[L’ultimo numero di “Nuova Corrente”, Visti da fuori. La poesia italiana oggi in Europa, a cura di Damiano Sinfonico e Stefano Verdino, uscito nel primo semestre del 2014, raccoglie contributi sulla ricezione della poesia italiana contemporanea all’estero, riflessioni sul canone, sulle poetiche, sulla diffusione in rete e la proposta di quattro voci emergenti. Si propone qui un estratto, con alcuni tagli, dell’intervento di Giancarlo Alfano, La contro-favola di Policleto. Tre note sul canone e le antologie]


A giudicare dalla storia del libro poetico, già a partire dall’epoca del codice manoscritto, il bifrontismo del canone, il suo presentarsi come esemplarità modellizzante, che si istituisce come descrizione e come esempio concreto, sembra dunque risolversi particolarmente bene nella forma dell’antologia. Ciò ha fatto sì che i momenti di accelerazione poetica, ossia di definizione consapevole di uno scarto estetico, realizzato da un singolo poeta o da un gruppo più o meno sodale, siano stati generalmente marcati dall’apparizione di una antologia, si trattasse di una silloge di versi propri o di versi altrui (i Maestri convocati a suggellare una svolta), di autori della propria tradizione linguistica o di traduzioni da altre lingue. A seconda delle epoche, inevitabilmente, il sistema letterario e lo stesso orizzonte di senso affidato alle pratiche poetiche hanno consentito operazioni di maggiore o minore ricaduta ed efficacia, con casi rilevantissimi che hanno addirittura segnato una soglia all’interno dei fenomeni estetici.
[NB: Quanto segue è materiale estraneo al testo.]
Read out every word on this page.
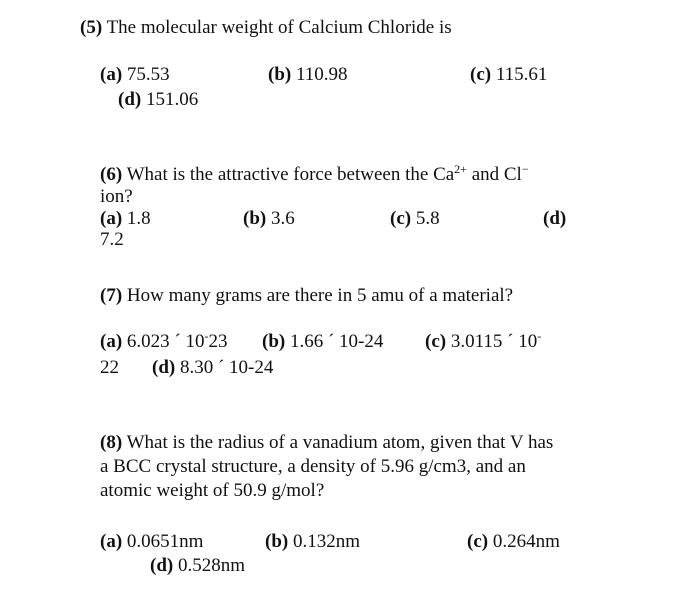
(5) The molecular weight of Calcium Chloride is
(a) 75.53	(b) 110.98	(c) 115.61
(d) 151.06
(6) What is the attractive force between the $Ca^{2+}$ and Cl−
ion?
(a) 1.8	(b) 3.6	(c) 5.8	(d)
7.2
(7) How many grams are there in 5 amu of a material?
(a) 6.023 ´ 10-23 (b) 1.66 ´ 10-24 (c) 3.0115 ´ 10-
22 (d) 8.30 ´ 10-24
(8) What is the radius of a vanadium atom, given that V has
a BCC crystal structure, a density of 5.96 g/cm3, and an
atomic weight of 50.9 g/mol?
(a) 0.0651nm	(b) 0.132nm	(c) 0.264nm
(d) 0.528nm
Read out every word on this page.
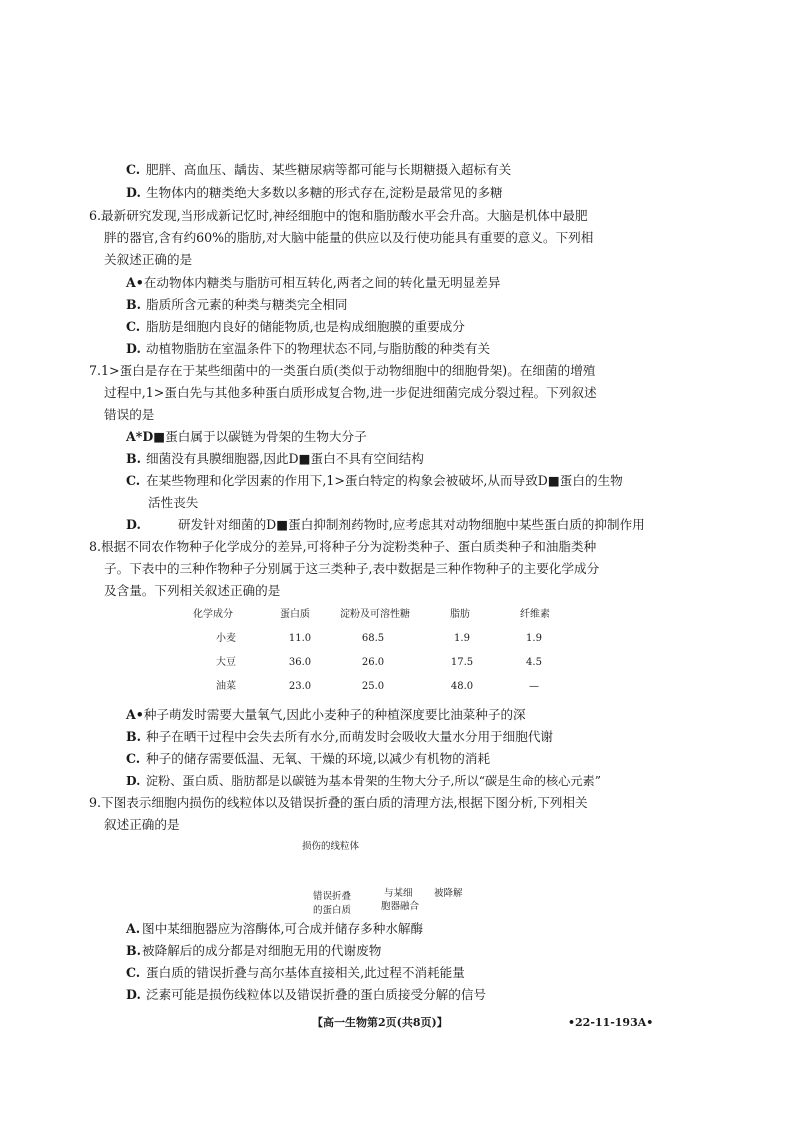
C. 肥胖、高血压、龋齿、某些糖尿病等都可能与长期糖摄入超标有关
D. 生物体内的糖类绝大多数以多糖的形式存在,淀粉是最常见的多糖
6.最新研究发现,当形成新记忆时,神经细胞中的饱和脂肪酸水平会升高。大脑是机体中最肥
胖的器官,含有约60%的脂肪,对大脑中能量的供应以及行使功能具有重要的意义。下列相
关叙述正确的是
A•在动物体内糖类与脂肪可相互转化,两者之间的转化量无明显差异
B. 脂质所含元素的种类与糖类完全相同
C. 脂肪是细胞内良好的储能物质,也是构成细胞膜的重要成分
D. 动植物脂肪在室温条件下的物理状态不同,与脂肪酸的种类有关
7.1>蛋白是存在于某些细菌中的一类蛋白质(类似于动物细胞中的细胞骨架)。在细菌的增殖
过程中,1>蛋白先与其他多种蛋白质形成复合物,进一步促进细菌完成分裂过程。下列叙述
错误的是
A*D■蛋白属于以碳链为骨架的生物大分子
B. 细菌没有具膜细胞器,因此D■蛋白不具有空间结构
C. 在某些物理和化学因素的作用下,1>蛋白特定的构象会被破坏,从而导致D■蛋白的生物
活性丧失
D.	研发针对细菌的D■蛋白抑制剂药物时,应考虑其对动物细胞中某些蛋白质的抑制作用
8.根据不同农作物种子化学成分的差异,可将种子分为淀粉类种子、蛋白质类种子和油脂类种
子。下表中的三种作物种子分别属于这三类种子,表中数据是三种作物种子的主要化学成分
及含量。下列相关叙述正确的是
化学成分	蛋白质	淀粉及可溶性糖	脂肪	纤维素
小麦	11.0	68.5	1.9	1.9
大豆	36.0	26.0	17.5	4.5
油菜	23.0	25.0	48.0	—
A•种子萌发时需要大量氧气,因此小麦种子的种植深度要比油菜种子的深
B. 种子在晒干过程中会失去所有水分,而萌发时会吸收大量水分用于细胞代谢
C. 种子的储存需要低温、无氧、干燥的环境,以减少有机物的消耗
D. 淀粉、蛋白质、脂肪都是以碳链为基本骨架的生物大分子,所以“碳是生命的核心元素”
9.下图表示细胞内损伤的线粒体以及错误折叠的蛋白质的清理方法,根据下图分析,下列相关
叙述正确的是
损伤的线粒体
错误折叠
的蛋白质
与某细
胞器融合
被降解
A. 图中某细胞器应为溶酶体,可合成并储存多种水解酶
B.被降解后的成分都是对细胞无用的代谢废物
C. 蛋白质的错误折叠与高尔基体直接相关,此过程不消耗能量
D. 泛素可能是损伤线粒体以及错误折叠的蛋白质接受分解的信号
【高一生物第2页(共8页)】	•22-11-193A•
Non appartengono a questi casi le raccolte antologiche di rime del Cinquecento italiano, spesso contenitori piuttosto indifferenti alla resa espressiva di quella sterminata produzione che si è soliti ascrivere al petrarchismo. Quando però […] si torna a riconoscere in questa stagione poetica il carattere di “esperienza collettiva” o, per riprendere un concetto sorto in ambito provenzalistico e riproposto in termini più estensivi da Guido Mazzoni, di “lirica di società”, si capisce che la «formula cumulativa e affastellante» dell’antologia «moltiplica le presenze individuali» in quanto tutte sussumibili in un «comune universo di forme e linguaggi».[1] Il fatto che queste antologie, a partire dal capostipite Rime diverse di molti eccellentissimi auttori (Venezia 1545), siano state considerate alla stregua di una autorappresentazione della società italiana del tempo, permette di riconoscere il valore anche tipologico-culturale della forma-antologia, che può arrivare a costituirsi quale «modello di mondo» (per riprendere un concetto fondamentale della semiologia di Jury Lotman). Nel caso cinquecentesco, queste raccolte diventano l’«espressione, teorica e pratica, di una precisa militanza letteraria (la progressiva promozione della poesia contemporanea rispetto a quella classica)» e assumono di conseguenza «un ruolo normativo». La replica del medesimo modello petrarchesco da parte di tantissimi autori e per tantissimi fini diversi […] lo rende fungibile, facendogli perdere pertinenza estetica ma assicurandogli un enorme prestigio culturale: il canone petrarchesco significa dunque, intorno alla metà del s. XVI e per l’intera produzione poetica europea, il punto di riferimento condiviso, il “modello”, che s’incarna in tanti “esemplari”. […]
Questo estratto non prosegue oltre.